I’ve never been stoned. I tried once and although I did inhale, any beneficial effects must have been lost on me. I can’t even get high correctly, which means my short lived pothead days are over. That’s a good thing. Studies show that most people who overdose are drug users.

I’m just gonna let that one sink in a bit before moving on. Everyone ready? Okay.

At the very heart of it, folks who are high or hopped up are just funny, and that’s all there is to it. I’ve got some vivid memories from college, but one of the most bizarre was from one night walking home from a party at the fraternity house. My roommate and fraternity brother had taken a hit of acid and as we turned onto one of the residential streets that led back to campus, he was suddenly taken with the notion that the trees were going to eat him.

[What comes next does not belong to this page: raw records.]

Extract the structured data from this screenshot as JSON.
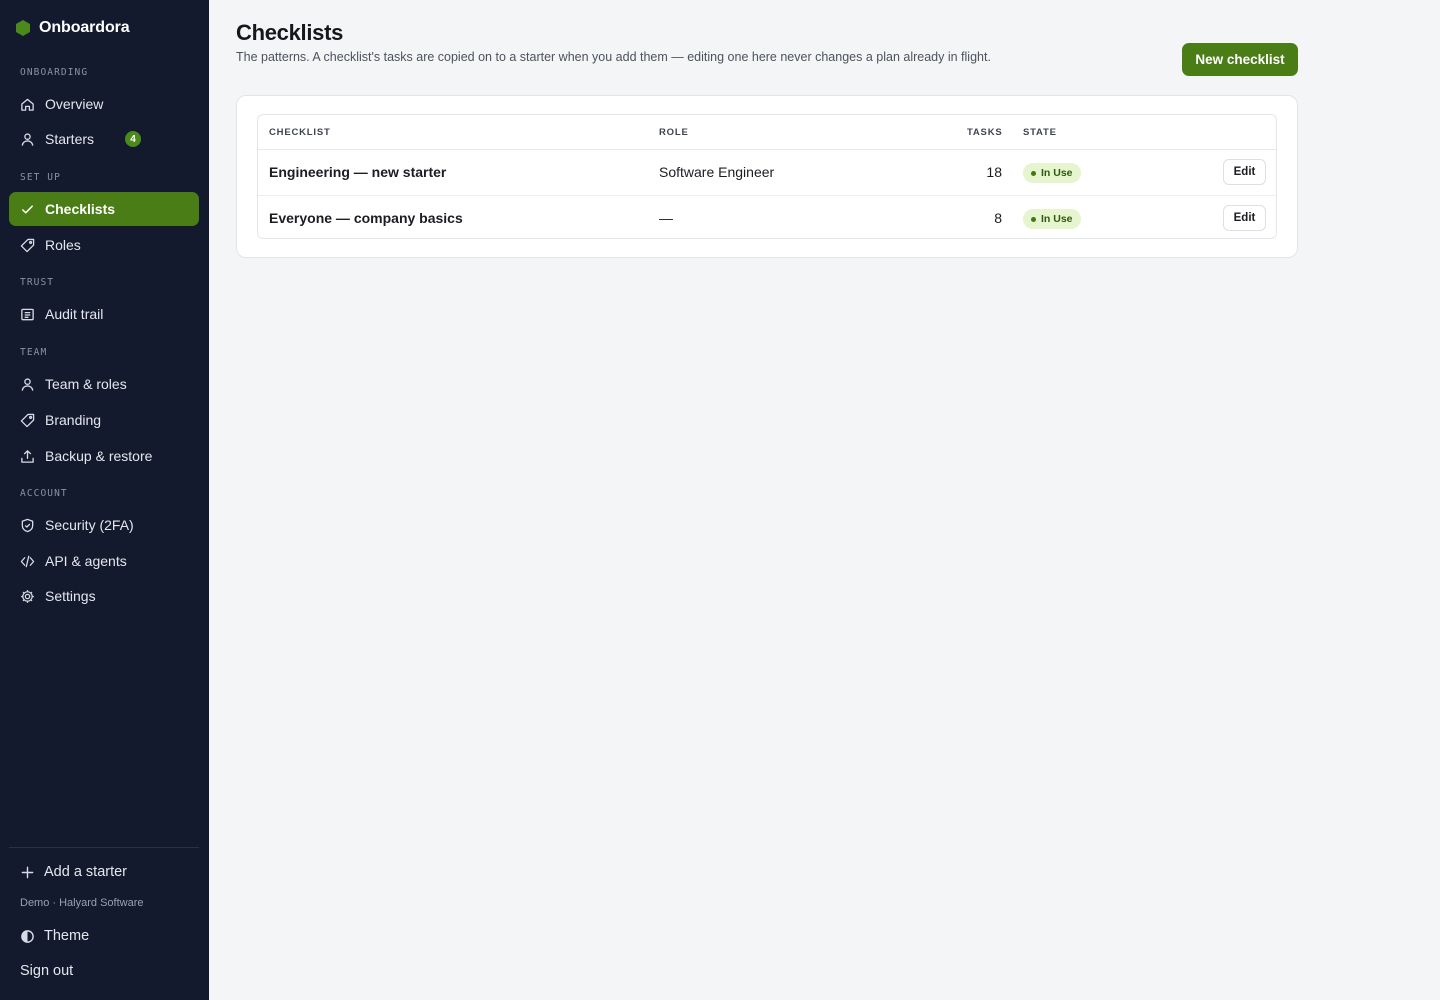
{
  "app": {
    "name": "Onboardora",
    "brand_color": "#4b7d17"
  },
  "sidebar": {
    "sections": {
      "onboarding": "ONBOARDING",
      "setup": "SET UP",
      "trust": "TRUST",
      "team": "TEAM",
      "account": "ACCOUNT"
    },
    "items": {
      "overview": {
        "label": "Overview",
        "icon": "home-icon"
      },
      "starters": {
        "label": "Starters",
        "icon": "person-icon",
        "badge": "4"
      },
      "checklists": {
        "label": "Checklists",
        "icon": "check-icon",
        "active": true
      },
      "roles": {
        "label": "Roles",
        "icon": "tag-icon"
      },
      "audit_trail": {
        "label": "Audit trail",
        "icon": "log-icon"
      },
      "team_roles": {
        "label": "Team & roles",
        "icon": "person-icon"
      },
      "branding": {
        "label": "Branding",
        "icon": "tag-icon"
      },
      "backup_restore": {
        "label": "Backup & restore",
        "icon": "upload-icon"
      },
      "security": {
        "label": "Security (2FA)",
        "icon": "shield-icon"
      },
      "api_agents": {
        "label": "API & agents",
        "icon": "code-icon"
      },
      "settings": {
        "label": "Settings",
        "icon": "gear-icon"
      }
    },
    "footer": {
      "add_starter": "Add a starter",
      "demo": "Demo · Halyard Software",
      "theme": "Theme",
      "sign_out": "Sign out"
    }
  },
  "main": {
    "title": "Checklists",
    "subtitle": "The patterns. A checklist's tasks are copied on to a starter when you add them — editing one here never changes a plan already in flight.",
    "new_button": "New checklist",
    "table": {
      "headers": {
        "checklist": "CHECKLIST",
        "role": "ROLE",
        "tasks": "TASKS",
        "state": "STATE"
      },
      "rows": [
        {
          "name": "Engineering — new starter",
          "role": "Software Engineer",
          "tasks": "18",
          "state": "In Use",
          "action": "Edit"
        },
        {
          "name": "Everyone — company basics",
          "role": "—",
          "tasks": "8",
          "state": "In Use",
          "action": "Edit"
        }
      ]
    }
  }
}
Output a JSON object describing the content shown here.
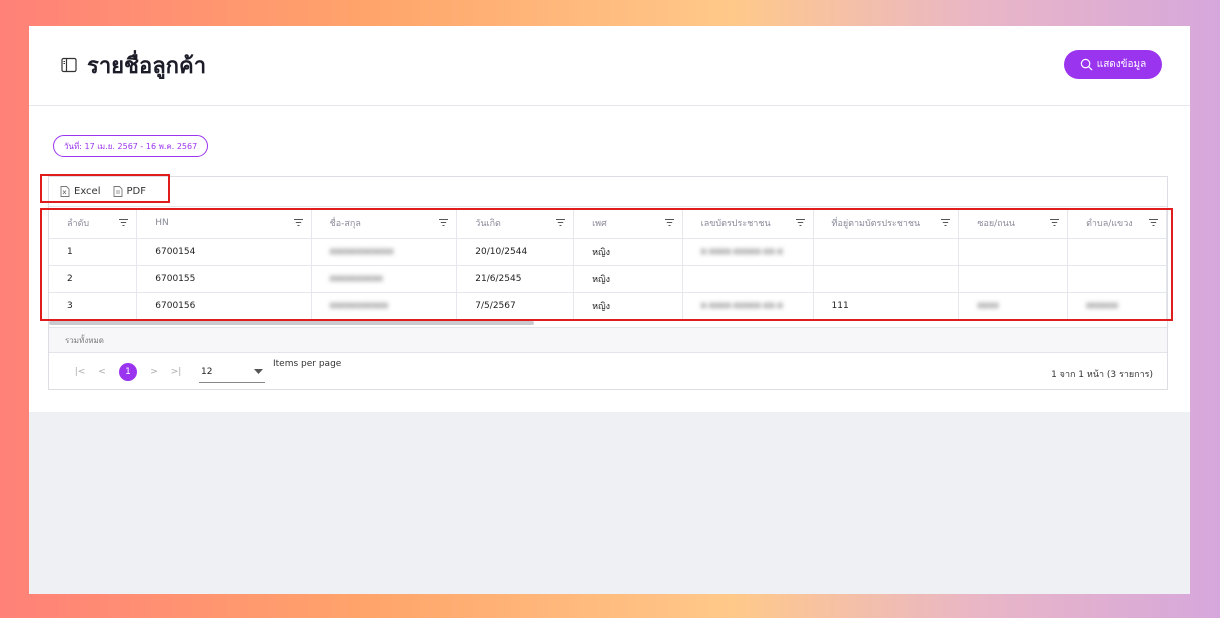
{
  "header": {
    "title": "รายชื่อลูกค้า",
    "show_button_label": "แสดงข้อมูล"
  },
  "filters": {
    "date_range": "วันที่: 17 เม.ย. 2567 - 16 พ.ค. 2567"
  },
  "toolbar": {
    "excel_label": "Excel",
    "pdf_label": "PDF"
  },
  "table": {
    "columns": [
      "ลำดับ",
      "HN",
      "ชื่อ-สกุล",
      "วันเกิด",
      "เพศ",
      "เลขบัตรประชาชน",
      "ที่อยู่ตามบัตรประชาชน",
      "ซอย/ถนน",
      "ตำบล/แขวง"
    ],
    "rows": [
      [
        "1",
        "6700154",
        "xxxxxxxxxxxx",
        "20/10/2544",
        "หญิง",
        "x-xxxx-xxxxx-xx-x",
        "",
        "",
        ""
      ],
      [
        "2",
        "6700155",
        "xxxxxxxxxx",
        "21/6/2545",
        "หญิง",
        "",
        "",
        "",
        ""
      ],
      [
        "3",
        "6700156",
        "xxxxxxxxxxx",
        "7/5/2567",
        "หญิง",
        "x-xxxx-xxxxx-xx-x",
        "111",
        "xxxx",
        "xxxxxx"
      ]
    ],
    "total_label": "รวมทั้งหมด"
  },
  "pagination": {
    "first_icon": "first-page-icon",
    "prev_icon": "prev-page-icon",
    "current_page": "1",
    "next_icon": "next-page-icon",
    "last_icon": "last-page-icon",
    "page_size": "12",
    "page_size_label": "Items per page",
    "info": "1 จาก 1 หน้า (3 รายการ)"
  },
  "colors": {
    "accent": "#9b34ef",
    "highlight": "#e01d1d"
  }
}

And the kicker is that he was legally blind. Yeah. Helluva punchline, ain’t it.

You couldn’t make this stuff up. If he’d just done it more often (around me anyway), I’d be able to string a screenplay together from the experiences.

Just so there’s no mistake, drugs are bad. Mm-kay? But high people are a good source of comedy, and pretty much are a walking anti-drug commercial. I think they deliver the message a lot better than “From you, Dad! I learned it from watching you!”

So, please America, lighten up.


Don’t you think a good name for the stoner set at Hogwarts would be the Harry Pott-Heads?